I believe the next era of marketplaces is going to look very different than the marketplaces we’ve seen so far.
It used to be the case that marketplaces could add a ton of value just by aggregating any and all supply and demand. The onus was on the users to filter using the available information in the marketplace to choose what they wanted or needed.
This model has worked well for a ton of product and service categories and marketplace companies.
But now, there’s an increasing need for more “managed” marketplaces — platforms that take on more work, not less (e.g., interviewing and vetting suppliers, automatically setting prices, etc.) — to intermediate the delivery of the product or service.
The managed marketplace model is critical to unlocking categories involving high-stakes or high price transactions (such as therapy, home
buying, fine art, travel experiences), as well as those impacting users’
lives and health in other ways.
In childcare, for instance, people don’t want to just see a list of all possible caregivers — they want to know with certainty that the providers they’re hiring are trustworthy and qualified.
Last week’s WSJ piece on Care.com illustrated the tragic shortcomings of an unmanaged marketplace model: https://www.wsj.com/articles/care-com-puts-onus-on-families-to-check-caregivers-backgroundswith-sometimes-tragic-outcomes-11552088138
This week, the company announced it is overhauling its supplier onboarding process, including verifying licenses and credentials and checking criminal databases — adding a layer of management onto a previously open marketplace: Care.com Overhauls Vetting of Sitters, Listings
Managed marketplaces are an important evolution in marketplaces. The low-hanging opportunities in marketplaces have been picked, and the next wave of startups are innovating on the underlying marketplace model to tackle more complex goods/services that have remained offline.
In the future, marketplaces may not even feel like marketplaces to the end user. Because they connect all the dots behind the scenes–and provide such a high level of standardization and quality–people feel like they’re interacting with a high-quality, concierge-level service.

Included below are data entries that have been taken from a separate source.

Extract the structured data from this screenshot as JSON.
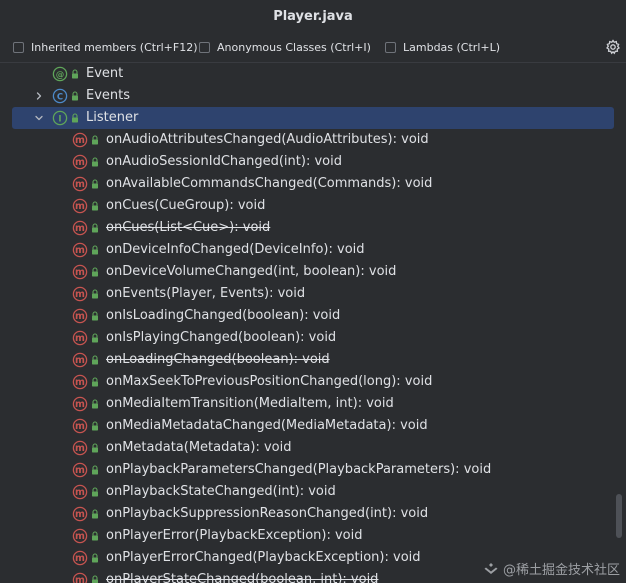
{
  "window": {
    "title": "Player.java"
  },
  "options": {
    "inherited_label": "Inherited members (Ctrl+F12)",
    "anonymous_label": "Anonymous Classes (Ctrl+I)",
    "lambdas_label": "Lambdas (Ctrl+L)",
    "settings_icon": "gear-icon"
  },
  "tree": {
    "items": [
      {
        "label": "Event",
        "kind": "annotation",
        "indent": 1,
        "chevron": "none",
        "deprecated": false,
        "selected": false
      },
      {
        "label": "Events",
        "kind": "class",
        "indent": 1,
        "chevron": "collapsed",
        "deprecated": false,
        "selected": false
      },
      {
        "label": "Listener",
        "kind": "interface",
        "indent": 1,
        "chevron": "expanded",
        "deprecated": false,
        "selected": true
      },
      {
        "label": "onAudioAttributesChanged(AudioAttributes): void",
        "kind": "method",
        "indent": 2,
        "chevron": "none",
        "deprecated": false,
        "selected": false
      },
      {
        "label": "onAudioSessionIdChanged(int): void",
        "kind": "method",
        "indent": 2,
        "chevron": "none",
        "deprecated": false,
        "selected": false
      },
      {
        "label": "onAvailableCommandsChanged(Commands): void",
        "kind": "method",
        "indent": 2,
        "chevron": "none",
        "deprecated": false,
        "selected": false
      },
      {
        "label": "onCues(CueGroup): void",
        "kind": "method",
        "indent": 2,
        "chevron": "none",
        "deprecated": false,
        "selected": false
      },
      {
        "label": "onCues(List<Cue>): void",
        "kind": "method",
        "indent": 2,
        "chevron": "none",
        "deprecated": true,
        "selected": false
      },
      {
        "label": "onDeviceInfoChanged(DeviceInfo): void",
        "kind": "method",
        "indent": 2,
        "chevron": "none",
        "deprecated": false,
        "selected": false
      },
      {
        "label": "onDeviceVolumeChanged(int, boolean): void",
        "kind": "method",
        "indent": 2,
        "chevron": "none",
        "deprecated": false,
        "selected": false
      },
      {
        "label": "onEvents(Player, Events): void",
        "kind": "method",
        "indent": 2,
        "chevron": "none",
        "deprecated": false,
        "selected": false
      },
      {
        "label": "onIsLoadingChanged(boolean): void",
        "kind": "method",
        "indent": 2,
        "chevron": "none",
        "deprecated": false,
        "selected": false
      },
      {
        "label": "onIsPlayingChanged(boolean): void",
        "kind": "method",
        "indent": 2,
        "chevron": "none",
        "deprecated": false,
        "selected": false
      },
      {
        "label": "onLoadingChanged(boolean): void",
        "kind": "method",
        "indent": 2,
        "chevron": "none",
        "deprecated": true,
        "selected": false
      },
      {
        "label": "onMaxSeekToPreviousPositionChanged(long): void",
        "kind": "method",
        "indent": 2,
        "chevron": "none",
        "deprecated": false,
        "selected": false
      },
      {
        "label": "onMediaItemTransition(MediaItem, int): void",
        "kind": "method",
        "indent": 2,
        "chevron": "none",
        "deprecated": false,
        "selected": false
      },
      {
        "label": "onMediaMetadataChanged(MediaMetadata): void",
        "kind": "method",
        "indent": 2,
        "chevron": "none",
        "deprecated": false,
        "selected": false
      },
      {
        "label": "onMetadata(Metadata): void",
        "kind": "method",
        "indent": 2,
        "chevron": "none",
        "deprecated": false,
        "selected": false
      },
      {
        "label": "onPlaybackParametersChanged(PlaybackParameters): void",
        "kind": "method",
        "indent": 2,
        "chevron": "none",
        "deprecated": false,
        "selected": false
      },
      {
        "label": "onPlaybackStateChanged(int): void",
        "kind": "method",
        "indent": 2,
        "chevron": "none",
        "deprecated": false,
        "selected": false
      },
      {
        "label": "onPlaybackSuppressionReasonChanged(int): void",
        "kind": "method",
        "indent": 2,
        "chevron": "none",
        "deprecated": false,
        "selected": false
      },
      {
        "label": "onPlayerError(PlaybackException): void",
        "kind": "method",
        "indent": 2,
        "chevron": "none",
        "deprecated": false,
        "selected": false
      },
      {
        "label": "onPlayerErrorChanged(PlaybackException): void",
        "kind": "method",
        "indent": 2,
        "chevron": "none",
        "deprecated": false,
        "selected": false
      },
      {
        "label": "onPlayerStateChanged(boolean, int): void",
        "kind": "method",
        "indent": 2,
        "chevron": "none",
        "deprecated": true,
        "selected": false
      }
    ]
  },
  "colors": {
    "background": "#2b2d30",
    "selection": "#2e436e",
    "method_icon": "#c75450",
    "class_icon": "#4d8ac9",
    "interface_icon": "#5fa55a",
    "annotation_icon": "#5fa55a",
    "lock_icon": "#5fa55a",
    "text": "#dfe1e5"
  },
  "watermark": {
    "text": "@稀土掘金技术社区"
  }
}
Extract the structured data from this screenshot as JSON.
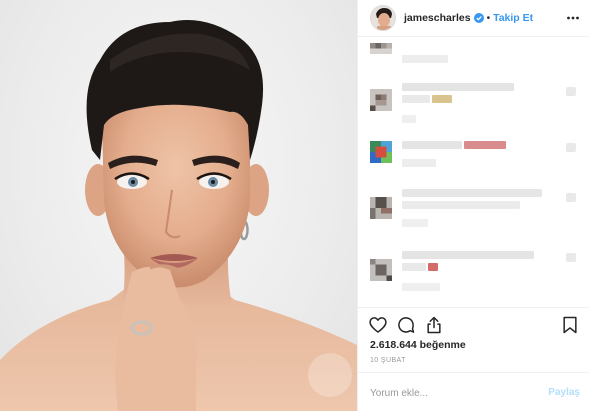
{
  "header": {
    "username": "jamescharles",
    "separator": "•",
    "follow_label": "Takip Et"
  },
  "icons": {
    "verified": "verified-badge-icon",
    "more": "more-options-icon",
    "like": "heart-icon",
    "comment": "comment-icon",
    "share": "share-icon",
    "save": "bookmark-icon"
  },
  "post": {
    "likes": "2.618.644 beğenme",
    "date": "10 ŞUBAT"
  },
  "add_comment": {
    "placeholder": "Yorum ekle...",
    "post_label": "Paylaş"
  },
  "colors": {
    "accent": "#3897f0",
    "accent_disabled": "#b2dffc",
    "border": "#efefef",
    "muted": "#999999"
  }
}
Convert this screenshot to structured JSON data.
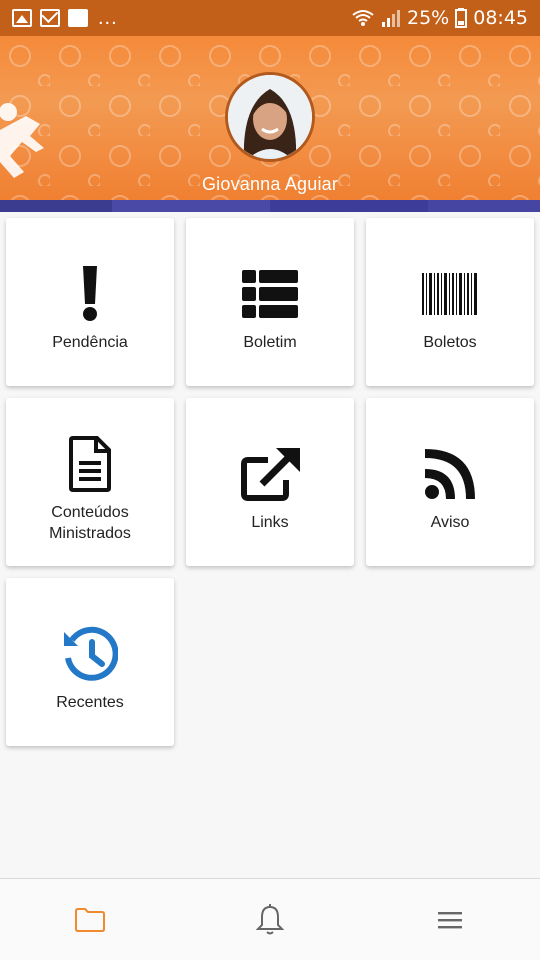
{
  "status_bar": {
    "notification_icons": [
      "image-icon",
      "mail-icon",
      "flipboard-icon"
    ],
    "more": "...",
    "battery": "25%",
    "time": "08:45"
  },
  "header": {
    "user_name": "Giovanna Aguiar"
  },
  "tiles": [
    {
      "label": "Pendência",
      "icon": "exclamation-icon"
    },
    {
      "label": "Boletim",
      "icon": "table-list-icon"
    },
    {
      "label": "Boletos",
      "icon": "barcode-icon"
    },
    {
      "label_line1": "Conteúdos",
      "label_line2": "Ministrados",
      "icon": "document-icon"
    },
    {
      "label": "Links",
      "icon": "external-link-icon"
    },
    {
      "label": "Aviso",
      "icon": "rss-icon"
    },
    {
      "label": "Recentes",
      "icon": "history-icon"
    }
  ],
  "bottom_nav": {
    "items": [
      "folder-icon",
      "bell-icon",
      "menu-icon"
    ],
    "active": "folder-icon"
  },
  "colors": {
    "status_bar": "#c25f18",
    "header": "#f58a3a",
    "accent_bar": "#3f3f9e",
    "active_nav": "#f08a2e",
    "history_icon": "#2379c8"
  }
}
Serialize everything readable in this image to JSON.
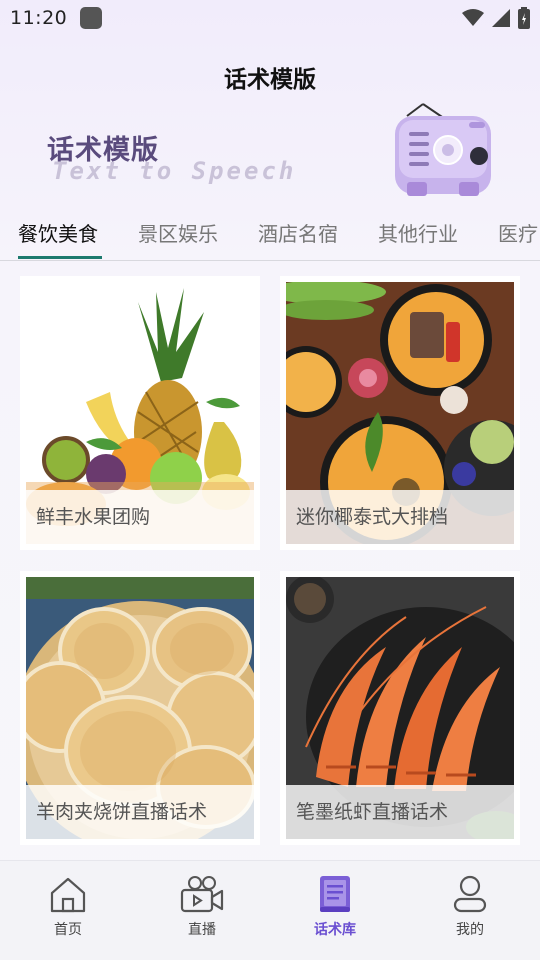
{
  "status_bar": {
    "time": "11:20"
  },
  "header": {
    "title": "话术模版"
  },
  "banner": {
    "title": "话术模版",
    "subtitle": "Text to Speech"
  },
  "tabs": [
    {
      "label": "餐饮美食",
      "active": true
    },
    {
      "label": "景区娱乐",
      "active": false
    },
    {
      "label": "酒店名宿",
      "active": false
    },
    {
      "label": "其他行业",
      "active": false
    },
    {
      "label": "医疗",
      "active": false
    }
  ],
  "cards": [
    {
      "title": "鲜丰水果团购",
      "image": "fruit-basket"
    },
    {
      "title": "迷你椰泰式大排档",
      "image": "thai-curry"
    },
    {
      "title": "羊肉夹烧饼直播话术",
      "image": "sesame-flatbread"
    },
    {
      "title": "笔墨纸虾直播话术",
      "image": "grilled-prawns"
    }
  ],
  "bottom_nav": [
    {
      "label": "首页",
      "icon": "home-icon",
      "active": false
    },
    {
      "label": "直播",
      "icon": "video-camera-icon",
      "active": false
    },
    {
      "label": "话术库",
      "icon": "book-icon",
      "active": true
    },
    {
      "label": "我的",
      "icon": "user-icon",
      "active": false
    }
  ],
  "colors": {
    "accent": "#6a4fd1",
    "tab_indicator": "#1c7a6e",
    "banner_title": "#5a4b7d"
  }
}
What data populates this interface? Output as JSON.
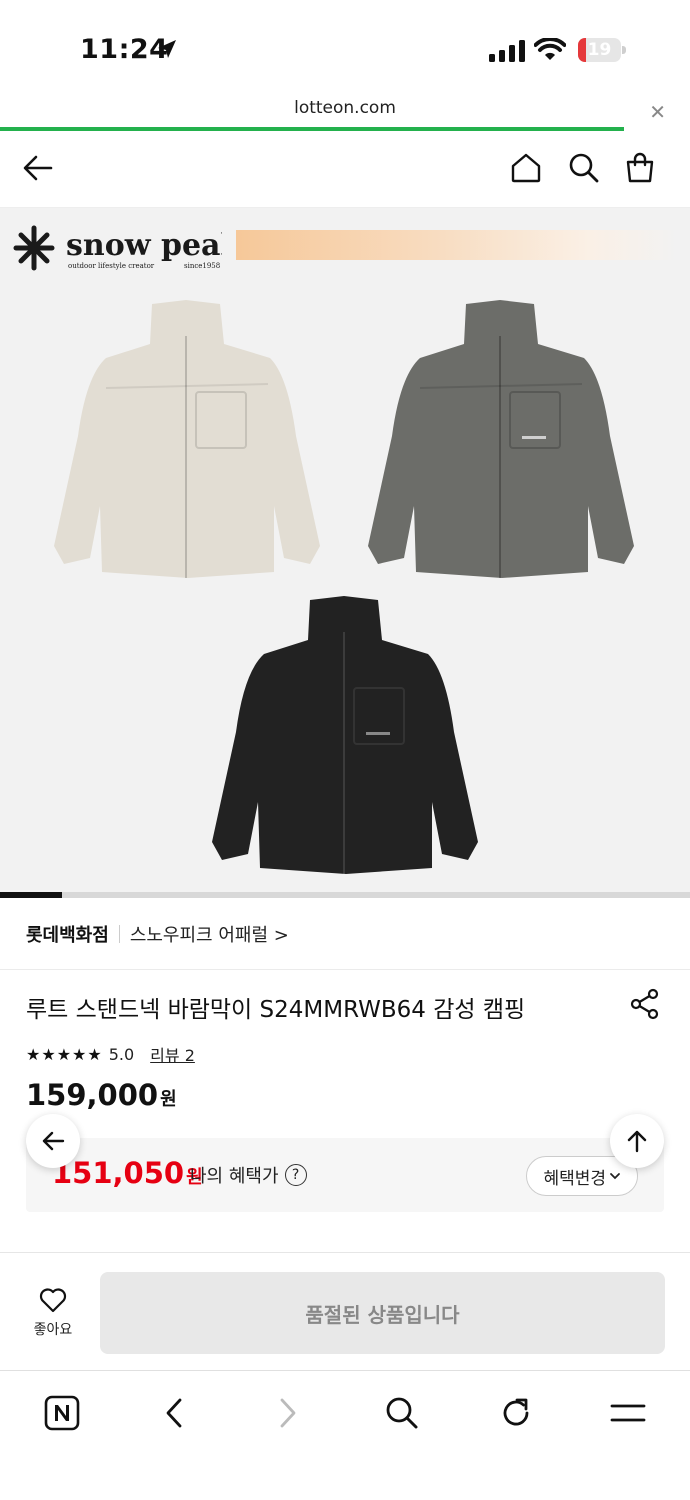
{
  "status_bar": {
    "time": "11:24",
    "battery": "19",
    "battery_level": 0.19,
    "icons": [
      "location-arrow-icon",
      "signal-icon",
      "wifi-icon",
      "battery-icon"
    ]
  },
  "browser": {
    "url": "lotteon.com",
    "close_icon": "close-icon",
    "load_progress": 0.905
  },
  "header": {
    "icons": [
      "back-arrow-icon",
      "home-icon",
      "search-icon",
      "cart-icon"
    ]
  },
  "product_image": {
    "brand_name": "snow peak",
    "brand_tagline": "outdoor lifestyle creator",
    "brand_since": "since1958",
    "jacket_colors": [
      "#e2ddd3",
      "#6c6d69",
      "#222222"
    ],
    "slide_progress": 0.09
  },
  "store": {
    "name": "롯데백화점",
    "brand_link": "스노우피크 어패럴 >"
  },
  "product": {
    "title": "루트 스탠드넥 바람막이 S24MMRWB64 감성 캠핑",
    "stars": "★★★★★",
    "rating": "5.0",
    "review_link": "리뷰 2",
    "price": "159,000",
    "price_unit": "원"
  },
  "benefit": {
    "price": "151,050",
    "unit": "원",
    "label": "나의 혜택가",
    "help": "?",
    "change_button": "혜택변경"
  },
  "purchase_bar": {
    "like_label": "좋아요",
    "soldout_label": "품절된 상품입니다"
  },
  "toolbar": {
    "icons": [
      "naver-icon",
      "back-icon",
      "forward-icon",
      "search-icon",
      "refresh-icon",
      "menu-icon"
    ]
  },
  "colors": {
    "accent_green": "#23b14d",
    "sale_red": "#e60012",
    "battery_red": "#e5383b"
  }
}
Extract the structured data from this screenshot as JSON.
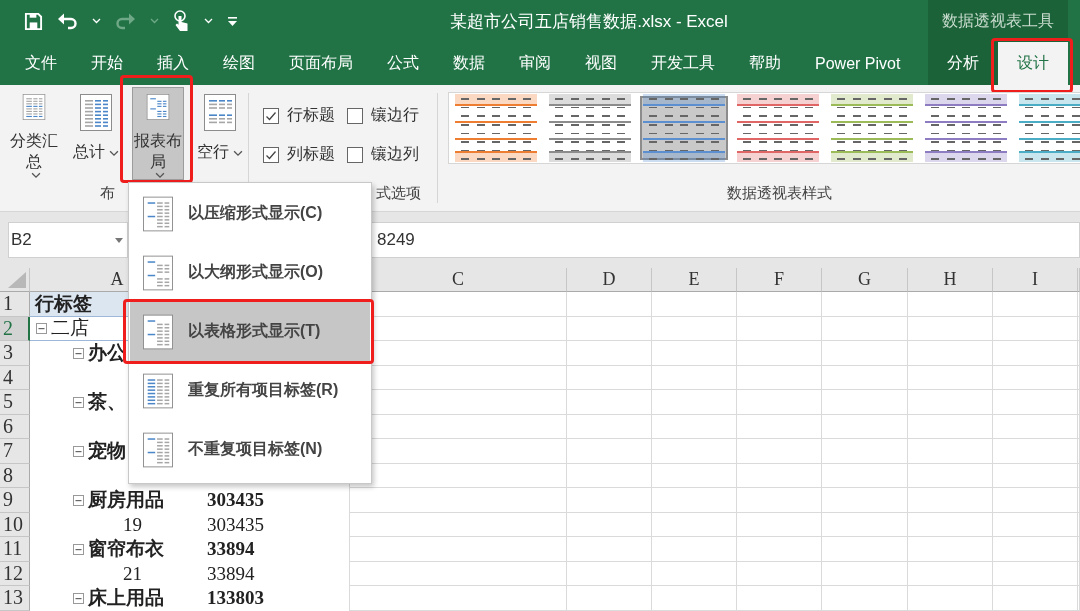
{
  "window": {
    "title": "某超市公司五店销售数据.xlsx  -  Excel",
    "context_label": "数据透视表工具"
  },
  "quick_access_toolbar": [
    {
      "kind": "save",
      "disabled": false
    },
    {
      "kind": "undo",
      "disabled": false
    },
    {
      "kind": "caret",
      "disabled": false
    },
    {
      "kind": "redo",
      "disabled": true
    },
    {
      "kind": "caret",
      "disabled": true
    },
    {
      "kind": "touch",
      "disabled": false
    },
    {
      "kind": "caret",
      "disabled": false
    },
    {
      "kind": "customize",
      "disabled": false
    }
  ],
  "tabs": [
    {
      "label": "文件",
      "selected": false,
      "contextual": false,
      "highlighted": false
    },
    {
      "label": "开始",
      "selected": false,
      "contextual": false,
      "highlighted": false
    },
    {
      "label": "插入",
      "selected": false,
      "contextual": false,
      "highlighted": false
    },
    {
      "label": "绘图",
      "selected": false,
      "contextual": false,
      "highlighted": false
    },
    {
      "label": "页面布局",
      "selected": false,
      "contextual": false,
      "highlighted": false
    },
    {
      "label": "公式",
      "selected": false,
      "contextual": false,
      "highlighted": false
    },
    {
      "label": "数据",
      "selected": false,
      "contextual": false,
      "highlighted": false
    },
    {
      "label": "审阅",
      "selected": false,
      "contextual": false,
      "highlighted": false
    },
    {
      "label": "视图",
      "selected": false,
      "contextual": false,
      "highlighted": false
    },
    {
      "label": "开发工具",
      "selected": false,
      "contextual": false,
      "highlighted": false
    },
    {
      "label": "帮助",
      "selected": false,
      "contextual": false,
      "highlighted": false
    },
    {
      "label": "Power Pivot",
      "selected": false,
      "contextual": false,
      "highlighted": false
    },
    {
      "label": "分析",
      "selected": false,
      "contextual": true,
      "highlighted": false
    },
    {
      "label": "设计",
      "selected": true,
      "contextual": true,
      "highlighted": true
    }
  ],
  "ribbon": {
    "layout_group": {
      "label": "布",
      "buttons": [
        {
          "label": "分类汇总",
          "kind": "subtotals",
          "pressed": false,
          "highlighted": false
        },
        {
          "label": "总计",
          "kind": "grand_totals",
          "pressed": false,
          "highlighted": false
        },
        {
          "label": "报表布局",
          "kind": "report_layout",
          "pressed": true,
          "highlighted": true
        },
        {
          "label": "空行",
          "kind": "blank_rows",
          "pressed": false,
          "highlighted": false
        }
      ]
    },
    "options_group": {
      "label": "式选项",
      "checkboxes": [
        {
          "label": "行标题",
          "checked": true
        },
        {
          "label": "镶边行",
          "checked": false
        },
        {
          "label": "列标题",
          "checked": true
        },
        {
          "label": "镶边列",
          "checked": false
        }
      ]
    },
    "styles_group": {
      "label": "数据透视表样式",
      "styles": [
        {
          "color": "#ed7d31",
          "selected": false
        },
        {
          "color": "#8c8c8c",
          "selected": false
        },
        {
          "color": "#5b8fd0",
          "selected": true
        },
        {
          "color": "#e06666",
          "selected": false
        },
        {
          "color": "#9bbb59",
          "selected": false
        },
        {
          "color": "#8e7cc3",
          "selected": false
        },
        {
          "color": "#4bacc6",
          "selected": false
        }
      ]
    }
  },
  "formula_bar": {
    "name_box": "B2",
    "formula": "8249"
  },
  "sheet": {
    "columns": [
      {
        "label": "A"
      },
      {
        "label": "C"
      },
      {
        "label": "D"
      },
      {
        "label": "E"
      },
      {
        "label": "F"
      },
      {
        "label": "G"
      },
      {
        "label": "H"
      },
      {
        "label": "I"
      }
    ],
    "rows": [
      {
        "number": "1",
        "selected": false,
        "kind": "header",
        "label": "行标签"
      },
      {
        "number": "2",
        "selected": true,
        "kind": "store",
        "label": "二店",
        "expanded": true
      },
      {
        "number": "3",
        "selected": false,
        "kind": "category",
        "label": "办公",
        "expanded": true
      },
      {
        "number": "4",
        "selected": false,
        "kind": "detail"
      },
      {
        "number": "5",
        "selected": false,
        "kind": "category",
        "label": "茶、",
        "expanded": true
      },
      {
        "number": "6",
        "selected": false,
        "kind": "detail"
      },
      {
        "number": "7",
        "selected": false,
        "kind": "category",
        "label": "宠物",
        "expanded": true
      },
      {
        "number": "8",
        "selected": false,
        "kind": "detail"
      },
      {
        "number": "9",
        "selected": false,
        "kind": "category",
        "label": "厨房用品",
        "expanded": true,
        "value": "303435"
      },
      {
        "number": "10",
        "selected": false,
        "kind": "detail",
        "label": "19",
        "value": "303435"
      },
      {
        "number": "11",
        "selected": false,
        "kind": "category",
        "label": "窗帘布衣",
        "expanded": true,
        "value": "33894"
      },
      {
        "number": "12",
        "selected": false,
        "kind": "detail",
        "label": "21",
        "value": "33894"
      },
      {
        "number": "13",
        "selected": false,
        "kind": "category",
        "label": "床上用品",
        "expanded": true,
        "value": "133803"
      }
    ]
  },
  "layout_menu": {
    "items": [
      {
        "label": "以压缩形式显示(C)",
        "kind": "compact",
        "selected": false,
        "highlighted": false
      },
      {
        "label": "以大纲形式显示(O)",
        "kind": "outline",
        "selected": false,
        "highlighted": false
      },
      {
        "label": "以表格形式显示(T)",
        "kind": "tabular",
        "selected": true,
        "highlighted": true
      },
      {
        "label": "重复所有项目标签(R)",
        "kind": "repeat",
        "selected": false,
        "highlighted": false
      },
      {
        "label": "不重复项目标签(N)",
        "kind": "norepeat",
        "selected": false,
        "highlighted": false
      }
    ]
  }
}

Examples range from daycare (e.g. Wonderschool) to skincare (e.g. Heyday). On the surface, Heyday looks like a chain of facial shops — a physical retail and services business. But underneath, it’s building a personalized skincare platform, matching different women to the exact right products for their skin, driven by the company’s growing corpus of data on what ingredients have worked well for various skin types, sourced from their physical business.
What are other interesting innovations in marketplaces? Interested in hearing more examples!